Catenanuova. Mavica confessa la sua appartenenza alla mafia ennese

Il pentito Antonino Mavica,al processo  della “strage di Catenanuova, ha effermato di essere stato ritualmente affiliato alla famiglia di Cosa Nostra  “Sono stato a Sant’Alessio Siculo da Gaetano Leonardo, che era il capo della famiglia, e che si trovava a Sant’Alessio in soggiorno obbligato, dove aveva un appartamentino. La strage di Catenanuova provocò l’uccisione di Salvatore Prestifilippo Cirimbolo, nella piazza principale di Catenanuova, nelle vicinanze di un bar, nel  luglio del 2008, mentre il fratello di Prestifilippo riusciva a fuggire, ed alcuni clienti del bar, che stavano uscendo furono feriti. Imputati per questa “strage” sono Filippo Passalacqua,  che la Dda di Caltanissetta ritiene di essere a Catenanuova il rappresentante principale   del clan catanese dei Cappello e il cognato Giovanni Piero Salvo, figlio di Giuseppe, uno dei capi catanesi  del clan Cappello.
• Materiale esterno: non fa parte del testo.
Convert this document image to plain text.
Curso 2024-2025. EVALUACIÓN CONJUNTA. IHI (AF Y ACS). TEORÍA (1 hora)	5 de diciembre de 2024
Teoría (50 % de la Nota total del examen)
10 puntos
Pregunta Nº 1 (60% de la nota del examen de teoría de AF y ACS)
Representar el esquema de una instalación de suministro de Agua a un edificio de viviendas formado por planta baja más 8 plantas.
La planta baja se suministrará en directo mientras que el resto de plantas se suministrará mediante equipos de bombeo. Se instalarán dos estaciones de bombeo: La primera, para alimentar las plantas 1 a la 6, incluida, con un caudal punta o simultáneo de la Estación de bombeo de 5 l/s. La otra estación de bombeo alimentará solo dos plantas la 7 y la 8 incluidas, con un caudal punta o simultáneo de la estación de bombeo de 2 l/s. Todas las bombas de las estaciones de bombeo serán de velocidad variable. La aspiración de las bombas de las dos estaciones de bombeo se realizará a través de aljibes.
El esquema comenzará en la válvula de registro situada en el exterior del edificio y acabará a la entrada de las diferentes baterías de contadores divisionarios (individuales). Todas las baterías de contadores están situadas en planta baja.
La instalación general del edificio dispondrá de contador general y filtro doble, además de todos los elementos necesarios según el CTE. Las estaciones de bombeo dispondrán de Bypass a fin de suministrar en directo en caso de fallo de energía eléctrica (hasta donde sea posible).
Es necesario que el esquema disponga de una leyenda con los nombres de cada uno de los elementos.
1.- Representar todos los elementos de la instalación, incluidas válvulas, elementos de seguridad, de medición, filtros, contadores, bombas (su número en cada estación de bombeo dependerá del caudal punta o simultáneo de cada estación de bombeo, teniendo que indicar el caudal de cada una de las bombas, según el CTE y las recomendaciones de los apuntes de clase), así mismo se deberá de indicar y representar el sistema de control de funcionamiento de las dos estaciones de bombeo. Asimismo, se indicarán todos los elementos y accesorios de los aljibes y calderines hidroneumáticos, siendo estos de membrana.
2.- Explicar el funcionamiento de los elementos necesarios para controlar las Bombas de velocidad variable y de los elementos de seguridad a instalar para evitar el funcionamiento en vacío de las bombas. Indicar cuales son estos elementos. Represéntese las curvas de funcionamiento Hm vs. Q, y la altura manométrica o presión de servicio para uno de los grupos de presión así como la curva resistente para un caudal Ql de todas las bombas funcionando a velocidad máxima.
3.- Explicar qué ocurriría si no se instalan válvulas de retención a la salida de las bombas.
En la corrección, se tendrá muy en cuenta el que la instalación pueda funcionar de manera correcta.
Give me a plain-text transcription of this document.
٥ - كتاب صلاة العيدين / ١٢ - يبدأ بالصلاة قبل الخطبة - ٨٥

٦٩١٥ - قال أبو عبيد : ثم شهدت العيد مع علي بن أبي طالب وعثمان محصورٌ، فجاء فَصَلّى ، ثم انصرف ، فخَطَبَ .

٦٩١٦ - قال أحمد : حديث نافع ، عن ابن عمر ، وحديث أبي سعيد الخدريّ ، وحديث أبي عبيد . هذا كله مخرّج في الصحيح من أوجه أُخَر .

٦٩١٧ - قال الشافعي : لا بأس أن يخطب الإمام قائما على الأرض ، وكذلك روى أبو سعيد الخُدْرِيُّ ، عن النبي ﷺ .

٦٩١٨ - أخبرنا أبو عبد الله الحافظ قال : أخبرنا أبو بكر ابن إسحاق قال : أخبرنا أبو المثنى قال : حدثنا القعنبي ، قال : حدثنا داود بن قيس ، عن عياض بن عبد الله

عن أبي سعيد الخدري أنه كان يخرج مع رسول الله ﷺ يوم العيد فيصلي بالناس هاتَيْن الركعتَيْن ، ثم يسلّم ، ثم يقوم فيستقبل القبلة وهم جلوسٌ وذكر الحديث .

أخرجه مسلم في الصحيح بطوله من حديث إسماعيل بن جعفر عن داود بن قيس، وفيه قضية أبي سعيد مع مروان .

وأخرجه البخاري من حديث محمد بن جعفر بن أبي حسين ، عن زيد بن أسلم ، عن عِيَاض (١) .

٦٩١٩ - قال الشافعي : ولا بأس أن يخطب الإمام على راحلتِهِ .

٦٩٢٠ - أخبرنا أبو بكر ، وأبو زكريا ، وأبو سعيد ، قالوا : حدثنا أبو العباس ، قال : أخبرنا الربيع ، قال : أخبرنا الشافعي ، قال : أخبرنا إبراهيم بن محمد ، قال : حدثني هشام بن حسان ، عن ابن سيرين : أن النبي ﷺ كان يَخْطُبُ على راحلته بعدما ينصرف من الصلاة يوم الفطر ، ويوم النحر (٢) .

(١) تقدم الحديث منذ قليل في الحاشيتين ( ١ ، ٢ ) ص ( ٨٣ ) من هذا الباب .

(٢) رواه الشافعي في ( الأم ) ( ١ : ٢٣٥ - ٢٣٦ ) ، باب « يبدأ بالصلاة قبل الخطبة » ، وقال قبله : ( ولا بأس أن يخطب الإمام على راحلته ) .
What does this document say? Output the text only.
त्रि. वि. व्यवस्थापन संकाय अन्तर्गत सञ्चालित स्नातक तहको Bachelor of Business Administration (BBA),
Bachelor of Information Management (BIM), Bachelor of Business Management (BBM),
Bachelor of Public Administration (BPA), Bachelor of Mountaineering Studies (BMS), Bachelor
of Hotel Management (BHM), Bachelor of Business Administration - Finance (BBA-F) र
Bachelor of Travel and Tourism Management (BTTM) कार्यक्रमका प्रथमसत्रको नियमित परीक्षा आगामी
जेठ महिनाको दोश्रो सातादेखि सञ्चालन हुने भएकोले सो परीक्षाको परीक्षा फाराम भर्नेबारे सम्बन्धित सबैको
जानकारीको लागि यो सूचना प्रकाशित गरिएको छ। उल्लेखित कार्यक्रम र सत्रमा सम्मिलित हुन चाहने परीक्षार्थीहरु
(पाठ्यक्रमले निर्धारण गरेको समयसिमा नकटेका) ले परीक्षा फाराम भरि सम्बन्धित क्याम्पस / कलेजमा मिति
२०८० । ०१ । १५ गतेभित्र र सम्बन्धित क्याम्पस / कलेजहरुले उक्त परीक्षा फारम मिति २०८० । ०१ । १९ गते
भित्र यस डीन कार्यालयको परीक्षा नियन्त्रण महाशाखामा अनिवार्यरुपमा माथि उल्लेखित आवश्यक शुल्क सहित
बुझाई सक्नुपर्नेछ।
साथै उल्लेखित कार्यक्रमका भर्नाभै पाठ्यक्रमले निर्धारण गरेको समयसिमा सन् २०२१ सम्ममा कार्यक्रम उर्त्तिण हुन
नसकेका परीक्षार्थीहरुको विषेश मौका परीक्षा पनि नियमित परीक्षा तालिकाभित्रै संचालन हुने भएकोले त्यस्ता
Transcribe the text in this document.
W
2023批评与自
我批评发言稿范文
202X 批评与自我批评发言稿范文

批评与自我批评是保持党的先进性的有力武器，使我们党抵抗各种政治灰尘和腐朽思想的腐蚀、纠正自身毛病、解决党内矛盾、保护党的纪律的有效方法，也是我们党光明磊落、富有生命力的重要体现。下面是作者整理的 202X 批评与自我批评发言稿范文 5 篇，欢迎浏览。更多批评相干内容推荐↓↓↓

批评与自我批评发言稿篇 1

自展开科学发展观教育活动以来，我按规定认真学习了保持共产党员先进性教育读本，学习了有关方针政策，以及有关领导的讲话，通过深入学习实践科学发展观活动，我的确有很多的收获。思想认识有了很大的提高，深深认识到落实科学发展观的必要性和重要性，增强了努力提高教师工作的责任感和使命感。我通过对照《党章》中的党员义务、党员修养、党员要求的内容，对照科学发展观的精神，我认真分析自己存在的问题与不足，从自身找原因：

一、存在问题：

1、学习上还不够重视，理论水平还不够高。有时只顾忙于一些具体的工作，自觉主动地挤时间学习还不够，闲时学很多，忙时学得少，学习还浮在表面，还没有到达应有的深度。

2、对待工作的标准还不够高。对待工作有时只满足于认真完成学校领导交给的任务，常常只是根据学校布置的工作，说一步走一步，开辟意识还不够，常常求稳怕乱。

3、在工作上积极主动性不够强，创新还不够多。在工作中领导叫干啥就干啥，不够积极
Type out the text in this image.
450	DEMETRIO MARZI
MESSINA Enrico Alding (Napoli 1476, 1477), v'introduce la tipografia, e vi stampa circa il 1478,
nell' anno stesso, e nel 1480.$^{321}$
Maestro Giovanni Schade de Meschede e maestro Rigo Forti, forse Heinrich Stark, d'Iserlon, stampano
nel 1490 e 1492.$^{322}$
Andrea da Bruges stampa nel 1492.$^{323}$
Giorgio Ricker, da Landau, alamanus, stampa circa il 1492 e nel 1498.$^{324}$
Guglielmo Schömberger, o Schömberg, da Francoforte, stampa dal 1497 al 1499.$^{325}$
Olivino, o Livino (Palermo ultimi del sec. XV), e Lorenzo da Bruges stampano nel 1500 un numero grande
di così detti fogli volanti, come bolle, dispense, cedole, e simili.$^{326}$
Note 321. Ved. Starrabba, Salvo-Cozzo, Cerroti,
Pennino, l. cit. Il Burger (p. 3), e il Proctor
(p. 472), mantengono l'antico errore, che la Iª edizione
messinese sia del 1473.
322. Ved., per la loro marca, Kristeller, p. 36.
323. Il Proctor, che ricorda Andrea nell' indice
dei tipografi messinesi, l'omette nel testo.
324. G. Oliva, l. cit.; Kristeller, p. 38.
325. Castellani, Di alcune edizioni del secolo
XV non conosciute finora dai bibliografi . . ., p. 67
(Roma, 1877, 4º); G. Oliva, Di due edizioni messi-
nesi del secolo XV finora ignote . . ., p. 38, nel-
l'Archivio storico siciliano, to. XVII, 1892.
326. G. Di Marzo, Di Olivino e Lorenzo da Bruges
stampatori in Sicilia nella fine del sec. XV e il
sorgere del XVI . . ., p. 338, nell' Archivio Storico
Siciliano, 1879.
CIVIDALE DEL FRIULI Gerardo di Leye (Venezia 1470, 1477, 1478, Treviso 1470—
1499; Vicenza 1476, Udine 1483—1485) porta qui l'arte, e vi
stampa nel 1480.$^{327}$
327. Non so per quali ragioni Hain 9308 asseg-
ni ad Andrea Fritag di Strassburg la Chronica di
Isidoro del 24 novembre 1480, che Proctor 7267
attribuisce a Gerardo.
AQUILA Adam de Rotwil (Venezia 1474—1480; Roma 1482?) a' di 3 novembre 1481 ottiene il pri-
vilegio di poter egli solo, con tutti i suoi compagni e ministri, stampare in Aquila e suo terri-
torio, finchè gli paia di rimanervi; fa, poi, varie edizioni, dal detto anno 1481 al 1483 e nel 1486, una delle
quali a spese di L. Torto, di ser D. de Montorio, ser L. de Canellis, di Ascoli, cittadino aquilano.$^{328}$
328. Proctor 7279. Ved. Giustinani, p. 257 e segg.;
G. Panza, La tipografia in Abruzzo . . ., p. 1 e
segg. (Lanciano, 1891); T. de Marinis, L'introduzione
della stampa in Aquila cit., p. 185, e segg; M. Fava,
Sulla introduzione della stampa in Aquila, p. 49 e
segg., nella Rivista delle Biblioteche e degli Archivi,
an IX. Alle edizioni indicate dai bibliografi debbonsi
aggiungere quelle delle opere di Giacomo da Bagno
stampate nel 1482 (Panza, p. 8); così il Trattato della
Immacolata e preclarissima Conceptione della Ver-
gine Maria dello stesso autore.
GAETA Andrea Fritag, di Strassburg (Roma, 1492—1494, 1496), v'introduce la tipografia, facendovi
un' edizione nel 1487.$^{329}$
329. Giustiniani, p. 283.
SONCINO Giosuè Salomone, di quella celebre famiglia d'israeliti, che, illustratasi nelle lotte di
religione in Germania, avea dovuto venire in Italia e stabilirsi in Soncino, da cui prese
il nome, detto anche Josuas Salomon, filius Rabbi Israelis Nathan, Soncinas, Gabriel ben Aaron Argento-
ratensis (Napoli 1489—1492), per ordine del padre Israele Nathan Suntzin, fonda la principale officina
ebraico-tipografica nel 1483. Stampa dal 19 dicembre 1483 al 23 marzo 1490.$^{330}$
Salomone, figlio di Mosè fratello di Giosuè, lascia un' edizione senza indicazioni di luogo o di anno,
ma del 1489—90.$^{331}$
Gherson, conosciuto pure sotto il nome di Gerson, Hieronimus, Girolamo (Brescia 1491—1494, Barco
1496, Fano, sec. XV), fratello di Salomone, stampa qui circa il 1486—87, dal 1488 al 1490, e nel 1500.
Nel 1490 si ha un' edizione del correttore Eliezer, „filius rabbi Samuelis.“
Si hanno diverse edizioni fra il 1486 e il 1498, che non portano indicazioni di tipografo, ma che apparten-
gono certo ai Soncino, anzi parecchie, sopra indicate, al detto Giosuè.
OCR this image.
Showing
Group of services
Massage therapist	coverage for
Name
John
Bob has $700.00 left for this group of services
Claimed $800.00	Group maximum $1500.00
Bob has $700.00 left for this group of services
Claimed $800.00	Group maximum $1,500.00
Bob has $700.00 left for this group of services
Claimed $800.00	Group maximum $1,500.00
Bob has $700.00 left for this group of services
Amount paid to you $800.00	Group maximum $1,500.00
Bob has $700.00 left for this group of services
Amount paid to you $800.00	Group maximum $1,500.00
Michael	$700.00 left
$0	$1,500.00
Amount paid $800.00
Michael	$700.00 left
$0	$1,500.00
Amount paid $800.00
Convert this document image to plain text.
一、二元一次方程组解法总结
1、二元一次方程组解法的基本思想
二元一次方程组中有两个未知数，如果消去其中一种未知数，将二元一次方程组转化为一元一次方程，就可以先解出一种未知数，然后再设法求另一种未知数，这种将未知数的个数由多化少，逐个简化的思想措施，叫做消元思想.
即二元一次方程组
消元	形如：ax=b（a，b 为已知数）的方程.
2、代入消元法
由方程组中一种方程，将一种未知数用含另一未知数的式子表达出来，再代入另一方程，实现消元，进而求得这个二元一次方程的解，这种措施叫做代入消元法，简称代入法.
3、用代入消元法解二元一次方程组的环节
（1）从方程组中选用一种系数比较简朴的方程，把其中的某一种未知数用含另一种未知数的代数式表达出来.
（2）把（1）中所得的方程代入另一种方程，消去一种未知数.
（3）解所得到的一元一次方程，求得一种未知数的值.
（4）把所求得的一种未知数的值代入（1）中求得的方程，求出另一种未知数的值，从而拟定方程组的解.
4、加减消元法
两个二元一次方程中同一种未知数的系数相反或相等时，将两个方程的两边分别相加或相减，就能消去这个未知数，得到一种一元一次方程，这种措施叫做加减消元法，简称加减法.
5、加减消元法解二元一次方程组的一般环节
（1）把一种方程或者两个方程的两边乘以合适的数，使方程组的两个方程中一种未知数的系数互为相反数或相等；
Nell’udienza di venerdì pomeriggio c’è stato l’esame dei difensori degli imputati, gli avvocati Davide Giugno e Giorgio Antoci del foro di Catania, presenti  in aula anche le parti civili, per conto dei familiari della vittima, che sono assistiti dagli avvocati Giovanni Palermo e Nino Grippaldi. Mavica era stato interrogato, nella precedente udienza, dal pm Roberto Condorelli, che ha coordinato tutta l’inchiesta sulla strage di Catenanuova. Le difese hanno sostenuto che ci sono  contraddizioni nel racconto di Mavica, secondo cui Prestifilippo Cirimbolo sarebbe stato un falso  affiliato con l’obiettivo di eliminarlo, poi la sua ascesa nel campo delle estorsioni e del pagamento del pizzo era diventata notevole per cui il clan Capello e lo stesso Mavica avevano incominciato a pensare di eliminarlo perché dava fastidio. Dopo la deposizione di Mavica, la Corte d’Assise di Caltanissetta, presieduta dal giudice Antonio Balsamo, si è aggiornata a giovedì prossimo alle 15 nell’aula bunker del carcere Malaspina di Caltanissetta. Per quell’udienza saranno interrogati i collaboratori di giustizia Angelo Francesco Leonardo, figlio di Gaetano Leonardo ed il catanese Eugenio Sturiale.